Methods: Gene expression profiles and clinical data information on CRC were sourced from the Cancer Genome Atlas (TCGA) database. We obtained the validation set GSE29621 and CRC single-cell dataset GSE178341 from the Gene Expression Omnibus (GEO) database and the ADCP-related gene set from the literature. Based on the TCGA-CRC cohort, univariate Cox and LASSO Cox regression analyses were employed to screen for ADCP-related genes linked with prognosis. Then a prognostic model was set up through multivariate Cox regression analysis. We further graphed a nomogram based on clinical information and risk scoring and evaluated its prognostic value using Kaplan-Meier (K-M) survival curves and receiver operation characteristic (ROC) curves. Based on the single-cell data analysis model, the expression levels of genes in different cell clusters were evaluated by scoring individual cells using the AUCell R package. Finally, functional enrichment, immune infiltration, and somatic mutation analyses were performed on the high- and low-ADCP-related risk score (ADCPRS) groups clustered by the median value of the ADCPRS. In addition, small molecular drugs for the treatment of CRC patients were analyzed using drug sensitivity analysis of IC₅₀ and molecular docking.

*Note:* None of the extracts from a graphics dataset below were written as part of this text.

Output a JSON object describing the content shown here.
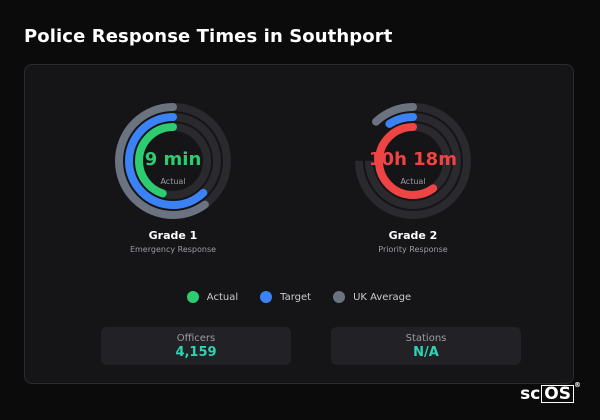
{
  "page": {
    "title": "Police Response Times in Southport"
  },
  "colors": {
    "actual": "#2ecc71",
    "target": "#3b82f6",
    "uk_average": "#6b7280",
    "track": "#2a2a2e",
    "grade2_actual": "#ef4444"
  },
  "gauges": [
    {
      "value_text": "9 min",
      "value_color": "#2ecc71",
      "sub_label": "Actual",
      "grade_label": "Grade 1",
      "description": "Emergency Response",
      "rings": {
        "uk_average": 0.6,
        "target": 0.62,
        "actual": 0.45
      }
    },
    {
      "value_text": "10h 18m",
      "value_color": "#ef4444",
      "sub_label": "Actual",
      "grade_label": "Grade 2",
      "description": "Priority Response",
      "rings": {
        "uk_average": 0.12,
        "target": 0.09,
        "actual": 0.6
      }
    }
  ],
  "legend": [
    {
      "label": "Actual",
      "color": "#2ecc71"
    },
    {
      "label": "Target",
      "color": "#3b82f6"
    },
    {
      "label": "UK Average",
      "color": "#6b7280"
    }
  ],
  "stats": [
    {
      "label": "Officers",
      "value": "4,159"
    },
    {
      "label": "Stations",
      "value": "N/A"
    }
  ],
  "brand": {
    "prefix": "sc",
    "boxed": "OS",
    "reg": "®"
  }
}
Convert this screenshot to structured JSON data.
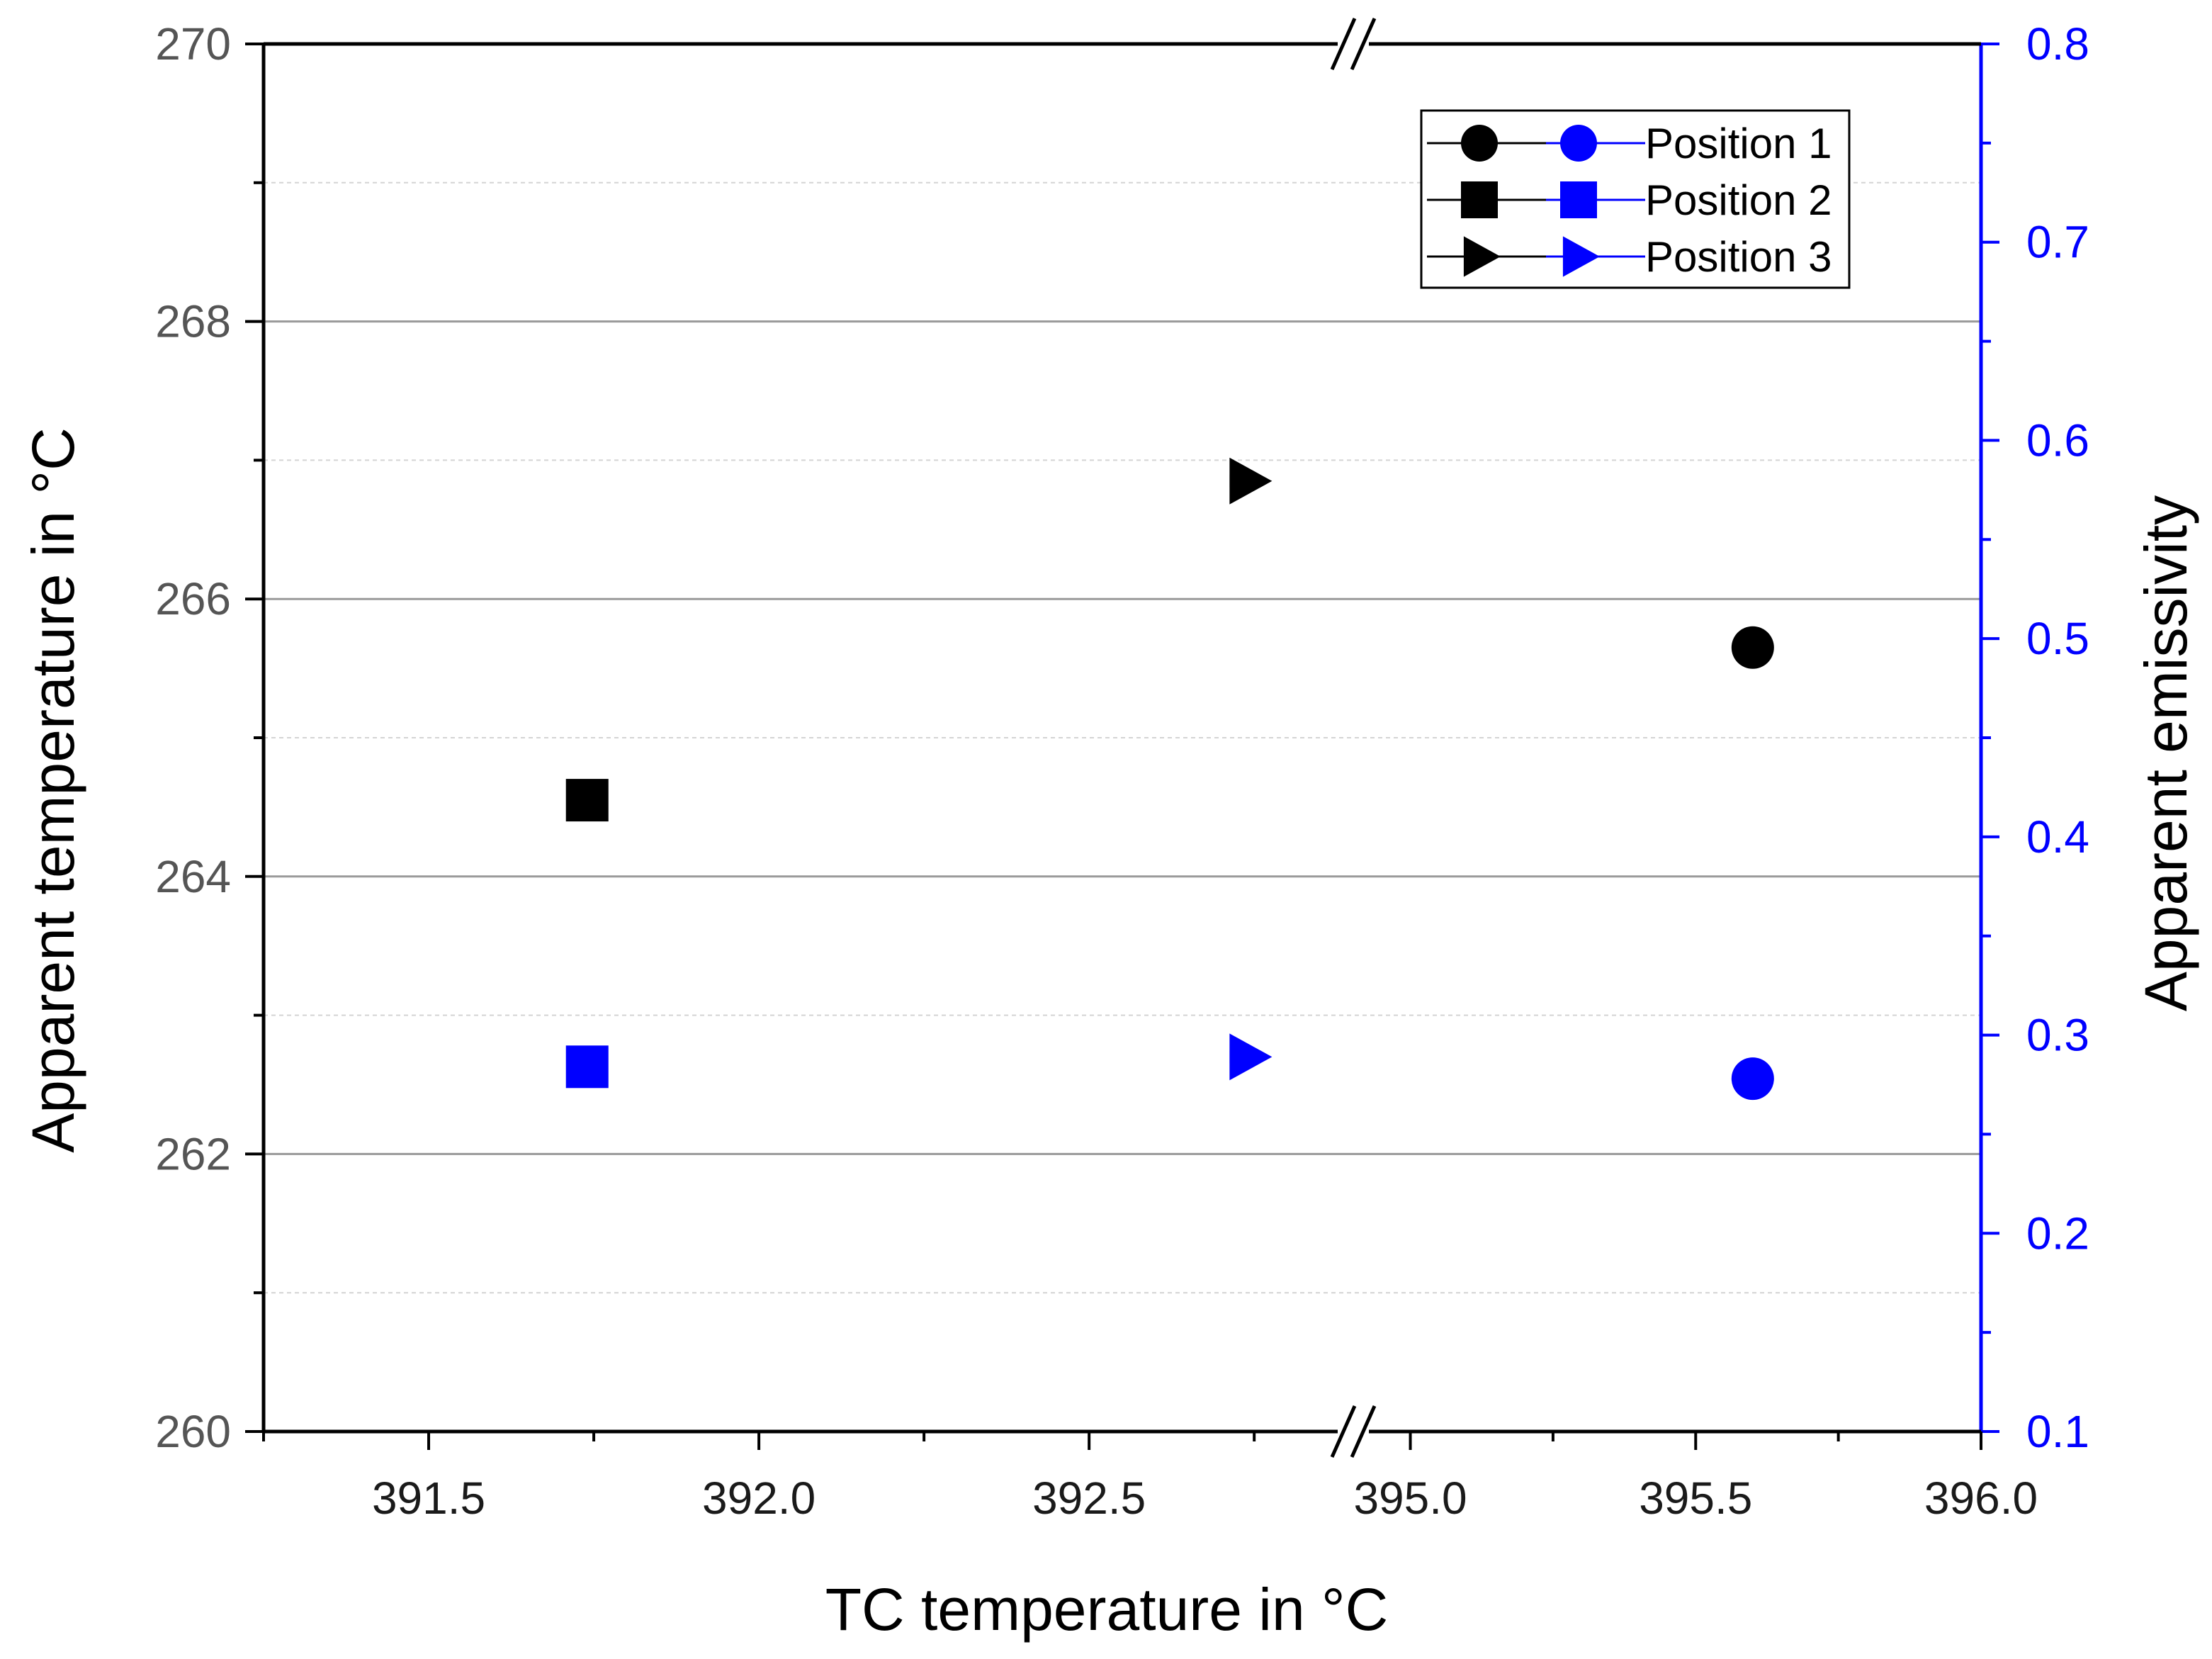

Results: This project created a prognostic model based on 7 feature genes using the TCGA training set. The K-M survival curves and ROC curves indicated that the model, as well as the nomogram, was capable of accurately predicting prognosis for CRC patients. Based on scRNA-seq data analysis, the 7 feature genes were examined to be expressed across 8 cell clusters (Monocytes, CD8 + T cells, Epithelial cells, B cells, Macrophages, HSC, Endothelial cells, and Fibroblasts). We scored individual cells and revealed that cells with higher scores were mainly concentrated in B cells and macrophages. Functional enrichment analysis manifested that the upregulated differentially expressed genes (DEGs) in the high-ADCPRS group were mainly enriched in signaling pathways such as the Drug metabolism cytochrome P450, Neuroactive ligand-receptor interaction, and Calcium signaling pathway. Immune infiltration analysis manifested that Th1 cells, iDCs, and Th2 cells had higher abundance in the low-ADCPRS group. Gene mutation analysis uncovered that both high- and low-ADCPRS groups had high mutation rates, with APC and TP53 being the top two genes with the highest mutation rates. Moreover, the drug sensitivity analysis and molecular docking uncovered that Dasatinib, Benzaldehyde, and Tegafur may aid in treating CRC patients.

Conclusion: The prognostic model developed in this project functioned as a potential tool for risk assessment. The 7 model genes may serve as prognostic biomarkers for CRC, which can guide treatment decisions for CRC patients.